2.4 Biochemical assay
The gene encoding human SHP2WT (1-593) and SHP2PTP (237–529) were inserted into the pET30 vector respectively. Two proteins were purified and expressed as described previously in the literature25. The allosteric activation of SHP2 was observed upon the binding of a phosphorylated peptide containing bis-tyrosyl to its Src homology 2 (SH2) domain.
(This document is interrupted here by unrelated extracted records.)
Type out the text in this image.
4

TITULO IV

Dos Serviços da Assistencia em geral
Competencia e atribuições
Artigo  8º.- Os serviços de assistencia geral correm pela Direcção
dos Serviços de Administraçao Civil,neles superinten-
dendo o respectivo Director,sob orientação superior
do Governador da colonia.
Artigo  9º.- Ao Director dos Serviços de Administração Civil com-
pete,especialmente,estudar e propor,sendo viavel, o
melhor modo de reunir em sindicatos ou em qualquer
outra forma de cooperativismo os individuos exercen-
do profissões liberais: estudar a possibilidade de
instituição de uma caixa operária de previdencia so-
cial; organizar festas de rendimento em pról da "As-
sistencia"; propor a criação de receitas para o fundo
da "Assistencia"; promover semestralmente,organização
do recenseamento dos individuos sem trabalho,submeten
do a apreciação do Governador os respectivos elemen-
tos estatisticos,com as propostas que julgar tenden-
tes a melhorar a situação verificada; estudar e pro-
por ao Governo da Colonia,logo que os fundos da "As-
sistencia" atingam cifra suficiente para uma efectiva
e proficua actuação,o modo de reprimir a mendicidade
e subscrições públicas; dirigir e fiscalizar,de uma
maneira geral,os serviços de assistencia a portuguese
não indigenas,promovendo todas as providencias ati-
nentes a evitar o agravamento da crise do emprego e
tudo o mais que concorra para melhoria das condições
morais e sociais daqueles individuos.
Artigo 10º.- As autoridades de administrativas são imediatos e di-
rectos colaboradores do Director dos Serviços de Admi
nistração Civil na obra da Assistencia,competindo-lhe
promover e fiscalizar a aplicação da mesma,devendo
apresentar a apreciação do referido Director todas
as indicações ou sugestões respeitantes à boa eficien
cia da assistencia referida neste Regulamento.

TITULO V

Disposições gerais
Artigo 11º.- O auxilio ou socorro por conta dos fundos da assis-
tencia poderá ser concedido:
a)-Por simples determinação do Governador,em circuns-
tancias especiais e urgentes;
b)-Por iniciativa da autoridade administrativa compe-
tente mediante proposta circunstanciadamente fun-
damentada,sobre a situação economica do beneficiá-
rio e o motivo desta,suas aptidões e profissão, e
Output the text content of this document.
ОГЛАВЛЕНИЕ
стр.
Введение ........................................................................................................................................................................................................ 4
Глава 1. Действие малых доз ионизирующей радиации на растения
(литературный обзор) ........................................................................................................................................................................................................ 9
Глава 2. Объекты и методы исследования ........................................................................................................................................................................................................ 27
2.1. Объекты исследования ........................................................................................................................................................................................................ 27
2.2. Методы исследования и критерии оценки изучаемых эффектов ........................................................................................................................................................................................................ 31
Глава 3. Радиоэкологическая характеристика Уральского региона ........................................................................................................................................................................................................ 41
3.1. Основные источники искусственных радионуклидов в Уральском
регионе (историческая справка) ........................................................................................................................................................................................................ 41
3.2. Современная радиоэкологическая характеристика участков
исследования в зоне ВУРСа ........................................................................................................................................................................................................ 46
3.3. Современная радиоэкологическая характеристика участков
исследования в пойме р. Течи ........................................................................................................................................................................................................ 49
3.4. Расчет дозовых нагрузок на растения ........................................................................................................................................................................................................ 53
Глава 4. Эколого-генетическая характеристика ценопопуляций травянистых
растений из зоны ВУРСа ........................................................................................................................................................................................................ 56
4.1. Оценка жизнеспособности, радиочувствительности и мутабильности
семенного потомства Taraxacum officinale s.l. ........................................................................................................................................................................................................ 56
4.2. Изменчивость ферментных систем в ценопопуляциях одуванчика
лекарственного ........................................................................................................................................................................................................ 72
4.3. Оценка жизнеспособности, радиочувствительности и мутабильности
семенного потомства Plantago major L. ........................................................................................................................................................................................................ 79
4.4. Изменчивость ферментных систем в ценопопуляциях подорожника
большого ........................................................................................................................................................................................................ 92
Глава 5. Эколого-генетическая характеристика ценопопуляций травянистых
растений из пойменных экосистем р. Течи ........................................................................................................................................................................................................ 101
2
This activation process leads to the liberation of the inhibitory interface of SHP2, thereby enabling the accessibility of its PTP domain for substrate identification and catalysis. The rapid fluorescence assay was employed to detect the catalytic activity of SHP2, utilizing DiFMUP as a surrogate substrate. The experimental reagents prepared were as follows: 12.5 µL of buffer (75 mM NaCl, 75 mM KCl, 60 mM HEPES, pH 7.2, 1 mM EDTA, 0.05% P-20, 5 mM DTT), 2.5 µL of peptide IRS1_pY1172 (dPEG8) pY1222 (Shanghai Shengzhao Biotech Co., Ltd. cat. no. 79319-2), 2.5 µL of test compound, 2.5 µL of SHP2WT or SHP2PTP. And 20 µL reaction buffer was added to the 384-well plate (Perkin Elmer, cat. no. 6008260) and incubated for one hour at ambient temperature. Afterwards, the reaction was initiated by adding 200 µM surrogate substrate DiFMUP (Invitrogen, cat. no. D6567), followed by incubation at 25°C for an additional 30 minutes. Subsequently, a 5 µL solution containing bpV(Phen) with a concentration of 160 µM (Enzo Life Sciences cat# ALX-270-204) was added to halt the reaction. The fluorescence signal was then monitored by exciting the sample at 340 nm and measuring the emitted light at 450 nm. The inhibition rates were calculated by measuring the percentage of dephosphorylation of DiFMUP catalyzed by the enzyme. For each inhibitor, seven different concentrations were used to determine the IC50. SHP099 (Guangzhou Qiyun Biotechnology Co., Ltd., cat. no.1801747-42-1) was used as the positive control. Each experiment was performed at least three parallels.